Saturday, September 12, 2020

Dynamic Data Masking feature of Snowflake


         Data security over cloud is a concern for many organizations while moving their data to cloud. With newer and ever growing regulations and laws on data privacy and protections, it is ever more challenging landscape for organizations to protect their customer's data.

        In July 2020 Snowflake announced availability of new set of column level security features available called dynamic data masking. This lets organizations control the exposure of Personally Identifiable Information (PII), Protected Health Information (PHI). There are a number of security products such as SecuPi provide these features as their product services, Now snowflake offers its own built in feature with many advantages compared to third party products. This features offers

  • Ease of use
  • No additional performance hit
  • Seamless integration with rest of snowflake's features & roles
  • No additional cost
Dynamic Data Masking is one the new feature introduced in Snowflake to cater to data security and privacy both from external and internal users.

Creating an effective data protection policy

In order to create an effective data masking and protection policy we need to orchestrate policies through roles instead of individual users. Following steps can be created to do the same.



Create Role

Commands to create a user, a role. You could also manage these by

Create user PII_USER password=piiuser default_role = masking_admin must_change_password = FALSE;
Create Role masking_admin;

Assign Role

Now assign the data masking role to a user who can mask the data and define all rules around how data should be presented to different roles or users.

grant role masking_admin to user PII_USER;

Apply Policy

You can assign masking policies at DB object levels, in this example I am applying to account and a schema.

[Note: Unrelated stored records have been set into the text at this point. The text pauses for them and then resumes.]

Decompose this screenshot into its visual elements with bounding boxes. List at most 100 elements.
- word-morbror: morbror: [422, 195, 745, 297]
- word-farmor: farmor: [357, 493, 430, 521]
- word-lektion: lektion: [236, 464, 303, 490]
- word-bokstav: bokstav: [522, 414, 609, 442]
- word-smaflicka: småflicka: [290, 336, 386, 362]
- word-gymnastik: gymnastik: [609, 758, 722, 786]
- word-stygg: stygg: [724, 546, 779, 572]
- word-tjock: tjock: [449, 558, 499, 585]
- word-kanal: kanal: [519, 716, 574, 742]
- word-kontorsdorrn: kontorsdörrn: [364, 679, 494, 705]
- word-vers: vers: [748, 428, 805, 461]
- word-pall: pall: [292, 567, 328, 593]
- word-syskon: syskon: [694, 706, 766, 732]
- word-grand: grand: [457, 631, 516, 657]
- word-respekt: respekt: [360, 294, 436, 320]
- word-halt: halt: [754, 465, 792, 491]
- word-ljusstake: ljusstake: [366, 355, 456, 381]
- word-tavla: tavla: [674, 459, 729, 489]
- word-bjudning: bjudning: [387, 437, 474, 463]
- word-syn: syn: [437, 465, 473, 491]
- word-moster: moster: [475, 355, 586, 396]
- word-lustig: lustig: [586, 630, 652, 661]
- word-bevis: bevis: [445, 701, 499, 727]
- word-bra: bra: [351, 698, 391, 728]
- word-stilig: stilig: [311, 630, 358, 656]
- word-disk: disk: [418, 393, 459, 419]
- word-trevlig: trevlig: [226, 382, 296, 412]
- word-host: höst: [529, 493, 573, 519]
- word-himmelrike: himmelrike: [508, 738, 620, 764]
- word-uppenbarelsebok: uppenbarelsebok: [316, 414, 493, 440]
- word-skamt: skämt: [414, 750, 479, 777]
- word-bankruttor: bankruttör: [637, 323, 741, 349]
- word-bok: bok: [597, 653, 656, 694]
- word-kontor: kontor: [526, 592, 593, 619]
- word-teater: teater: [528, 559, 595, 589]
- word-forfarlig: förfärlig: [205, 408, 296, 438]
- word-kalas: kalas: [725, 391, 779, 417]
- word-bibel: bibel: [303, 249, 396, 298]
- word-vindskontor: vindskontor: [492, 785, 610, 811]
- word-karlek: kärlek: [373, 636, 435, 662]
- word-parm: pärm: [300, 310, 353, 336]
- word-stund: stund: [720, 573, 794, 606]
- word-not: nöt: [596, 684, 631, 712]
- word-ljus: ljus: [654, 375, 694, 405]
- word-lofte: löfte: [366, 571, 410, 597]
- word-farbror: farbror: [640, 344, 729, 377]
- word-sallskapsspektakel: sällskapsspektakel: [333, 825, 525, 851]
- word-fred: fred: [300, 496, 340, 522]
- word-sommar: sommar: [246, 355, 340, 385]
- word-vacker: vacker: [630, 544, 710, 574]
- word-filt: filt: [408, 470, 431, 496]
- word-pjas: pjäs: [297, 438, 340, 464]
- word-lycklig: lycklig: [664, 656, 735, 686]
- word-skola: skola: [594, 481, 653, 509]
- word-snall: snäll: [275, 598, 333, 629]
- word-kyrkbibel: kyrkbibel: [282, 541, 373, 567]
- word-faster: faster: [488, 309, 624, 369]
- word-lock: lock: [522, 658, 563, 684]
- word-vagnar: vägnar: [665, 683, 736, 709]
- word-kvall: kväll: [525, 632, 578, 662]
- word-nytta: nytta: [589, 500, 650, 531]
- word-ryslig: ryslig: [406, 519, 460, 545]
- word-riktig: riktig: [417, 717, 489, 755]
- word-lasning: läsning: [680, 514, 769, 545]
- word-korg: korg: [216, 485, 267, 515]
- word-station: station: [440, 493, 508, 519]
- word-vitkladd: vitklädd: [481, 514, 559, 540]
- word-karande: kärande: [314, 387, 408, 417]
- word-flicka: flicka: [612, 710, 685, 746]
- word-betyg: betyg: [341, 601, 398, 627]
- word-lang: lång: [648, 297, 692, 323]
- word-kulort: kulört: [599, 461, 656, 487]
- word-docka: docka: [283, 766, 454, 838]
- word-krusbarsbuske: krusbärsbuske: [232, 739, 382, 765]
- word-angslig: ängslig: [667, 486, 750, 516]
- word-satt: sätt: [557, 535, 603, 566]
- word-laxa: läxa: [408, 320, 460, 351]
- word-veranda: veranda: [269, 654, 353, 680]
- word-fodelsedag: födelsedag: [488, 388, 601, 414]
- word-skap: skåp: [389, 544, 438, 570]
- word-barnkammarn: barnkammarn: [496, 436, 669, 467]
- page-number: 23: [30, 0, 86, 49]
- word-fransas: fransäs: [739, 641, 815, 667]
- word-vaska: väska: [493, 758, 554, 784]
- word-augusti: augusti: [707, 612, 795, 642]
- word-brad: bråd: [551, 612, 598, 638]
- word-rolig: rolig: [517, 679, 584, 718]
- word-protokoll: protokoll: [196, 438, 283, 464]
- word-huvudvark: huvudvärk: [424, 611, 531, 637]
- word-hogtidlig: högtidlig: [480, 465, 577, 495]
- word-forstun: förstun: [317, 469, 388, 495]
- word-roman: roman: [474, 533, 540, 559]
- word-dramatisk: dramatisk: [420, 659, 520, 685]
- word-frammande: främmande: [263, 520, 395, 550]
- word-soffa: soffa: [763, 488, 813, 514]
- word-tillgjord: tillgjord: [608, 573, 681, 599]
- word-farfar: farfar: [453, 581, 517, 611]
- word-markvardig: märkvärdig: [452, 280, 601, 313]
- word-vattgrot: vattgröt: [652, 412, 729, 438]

grant apply masking policy on account to role masking_admin;

Create Policy

grant create masking policy on schema STAGE to role masking_admin;

Apply policy to columns

Now we create a masking policy for function or UDF that implements masking of data. In this first example we return the original Social security number if the user's role is Masking_Admin, returns a masked data for everyone other role including account admins.
In the second example of masking email ids, if the user belongs to ACCOUNTADMIN role, email id is partially masked and domain name part is returned as is and rest of the details of email id are masked with a function.
Finally we need to apply these masking policies to individual columns as needed. You can apply these policies to thousands of columns and they will all mask the data for different roles as expected 
--Create a new policy
create or replace masking policy STAGE.SSN_Policy as (SSN string) returns string ->
case when current_role() in ('MASKING_ADMIN') then
SSN
ELSE
'**Masked SSN**'
END;
---Associate it
alter table customer modify column ssn set masking policy Stage.SSN_Policy;
SELECT * FROm stage.CUSTOMER;
create or replace masking policy STAGE.Email_Policy as (email string) returns string ->
case when current_role() in ('MASKING_ADMIN') then email
when current_role() in ('ACCOUNTADMIN') then regexp_replace(email,'.+\@','*****@')
else '**Masked Email**'
END;
alter table customer modify column emailid set masking policy Stage.Email_Policy;

When implemented with right set of policies, visibility of your data can be controlled at a granular level.

Check out my YouTube video highlighting the feature in detail with a live demo



3rd Party tools

There are a number third party security offerings such as SecuPi that provide overarching security suites that cater to many other tools of your IT ecosystem, but Dynamic data masking feature is a built in feature that does not have any negative impact or security concerns or additional installation requirements.

Conclusion

Another great feature by snowflake that sets is a leader that addresses every aspect of cloud data ware housing needs.